Every project has its stories. The ones we usually want to tell are the outright success stories -- but the ones we also need to hear are the "things we did wrong and should have known better."
The Compton Gamma-Ray Observatory (CGRO) was the heaviest astrophysical payload ever flown at the time of its launch in April 1991. Working on CGRO, we accumulated our fair share of that second breed of story. I'll share a few of them here:
The one-person syndrome
The Energetic Gamma Ray Experiment Telescope used light pipes to measure time-of-flight. These were simple pieces of plastic, bent and glued together, and this appeared to be an easy task to accomplish. The catch here is that the task appeared easy.
It was known to the engineers that only one person had been able to complete this task successfully so that the light pipes worked optimally. Unfortunately, this man was about to retire, and an attempt to procure the light pipes from another source failed. Only by appealing to the man to save the project and the Center's reputation did he agree to hold off his retirement to finish the work and to train a replacement.
|The stories we usually want to tell are the outright success stories -- but the ones we also need to hear are the "things we did wrong and should have known better."
It was much the same way when it came to a contractor who made the photomultiplier tubes for the science instruments and who used only one of their assemblers to make the tubes. The specifications were quite rigid, and the one assembler who knew how to make the tubes had a success rate of just 40 percent.
CGRO needed more tubes and this one man was on vacation. The project office put pressure on the contractor to keep the production line working. The contractor reluctantly agreed.
Ten tubes were pushed through the manufacturing process and the yield was zero. What the one man did working at an identical station with identical parts is not known, but CGRO lost time and the contractor lost money. They informed us that from then on we should wait until their one man was available. We agreed.
What do these cases say to a manager? Project life is rarely as simple as it seems. Make sure you find out how difficult the work is -- and if told only one person can do the job, no matter how "trivial" that work might appear to be, pay careful attention to the situation so that you know that one person will be there when you need him or her most.
One-person depth is not the same as "only one person can do it." The problem here is the assignment of complex systems to only one team member -- a situation often necessitated by budget constraints, but one that adds risk to a project.
For example, on CGRO the design of the digital electronics for the COMPTEL instrument was a one-person effort. The system was ahead of schedule. The prototype was finished and had undergone preliminary tests ahead of schedule. Everything sounds wonderful, right?

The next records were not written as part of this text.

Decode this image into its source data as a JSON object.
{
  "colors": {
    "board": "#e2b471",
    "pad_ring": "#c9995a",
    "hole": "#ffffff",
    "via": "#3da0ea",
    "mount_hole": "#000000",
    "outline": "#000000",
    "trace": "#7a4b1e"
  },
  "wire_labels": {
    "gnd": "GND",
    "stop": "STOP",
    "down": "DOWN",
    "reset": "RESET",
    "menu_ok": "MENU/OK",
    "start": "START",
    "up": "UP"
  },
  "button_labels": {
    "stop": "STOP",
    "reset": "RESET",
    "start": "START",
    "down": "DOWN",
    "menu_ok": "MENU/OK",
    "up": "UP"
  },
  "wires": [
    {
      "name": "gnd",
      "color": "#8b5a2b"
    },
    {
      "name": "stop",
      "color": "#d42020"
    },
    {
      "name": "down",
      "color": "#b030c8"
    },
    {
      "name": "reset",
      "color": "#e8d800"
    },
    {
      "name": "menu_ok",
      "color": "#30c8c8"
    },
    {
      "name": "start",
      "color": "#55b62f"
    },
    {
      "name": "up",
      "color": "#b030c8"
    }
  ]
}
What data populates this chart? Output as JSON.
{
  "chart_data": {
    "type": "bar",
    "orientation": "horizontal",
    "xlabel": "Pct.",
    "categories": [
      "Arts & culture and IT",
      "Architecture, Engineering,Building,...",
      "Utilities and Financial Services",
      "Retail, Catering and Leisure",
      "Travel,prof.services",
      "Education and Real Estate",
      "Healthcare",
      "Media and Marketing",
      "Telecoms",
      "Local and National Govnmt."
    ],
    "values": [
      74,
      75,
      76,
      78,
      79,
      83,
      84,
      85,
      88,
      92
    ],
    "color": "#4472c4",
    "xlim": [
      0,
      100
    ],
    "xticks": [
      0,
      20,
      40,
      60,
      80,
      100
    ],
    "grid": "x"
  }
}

But then the engineer was offered a better job. He gave notice, and left the project. No one else was familiar with the system and how the changes identified from testing should be made. This led to six months of long days and weekend work for team members who had to fill in.
The mechanical design of the Energetic Gamma Ray Experiment Telescope (EGRET) was another one-person job. Sadly, the design engineer died during the build of the mechanical engineering test model. The engineer we hired to replace him had to hit the ground running; he had to finish the build, and move right on to testing.
Though the documentation was in good order, the new design engineer never got the chance to study the design in detail and get familiar with the work that had been completed by the first engineer. Tests indicated that changes had to be made. This resulted in a series of change and test, change and test. In the meantime, the replacement engineer decided to retire. The EGRET instrument was finished but there was an uncomfortable, lingering feeling that no one knew the design in depth.
|The Energetic Gamma Ray Experiment Telescope (EGRET) captures an image of Earth's moon.
What can we learn from these stories? In cases like these, a manager should estimate how many of the systems on a project are one-person affairs. He or she should then try to keep some reserve resources to cover lost personnel. A team member lost late during system development may require that two to three people come on board to pick up the work, which normally means that one of the experienced persons on the project must be one of those chosen to do part of the work. Filling one void may require shifting a lot of responsibilities.
There may be no way out of this situation since having two people from the start adds too much cost. What to do is simple, albeit no guarantee of a solution: Make certain there is adequate paperwork for someone to see what has been done, what is left to do, and how and what to do next.
Despite these problems, CGRO was graced by having a project manager who believed in the abilities of his people, who projected a "can do" attitude, and who generated enthusiasm for the project. In that sense, no effort was truly a "one-person" effort. Because we believed in what we were doing, we pitched in when the time came and, in the end, the project was generally regarded as a resounding success.
- Project managers need to identify in advance those critical tasks for which they don't have sufficient overlap or redundancy in their work force.
- In positions that are "one-person" jobs, the project manager copes through a combination of documenting as much as possible, providing opportunities for team members to share their knowledge, and fostering a sense of shared responsibility on the team.
As a project manager how do you allow individuals the satisfaction that comes from making unique contributions to the team at the same time that you protect the team against being too dependent on any one individual?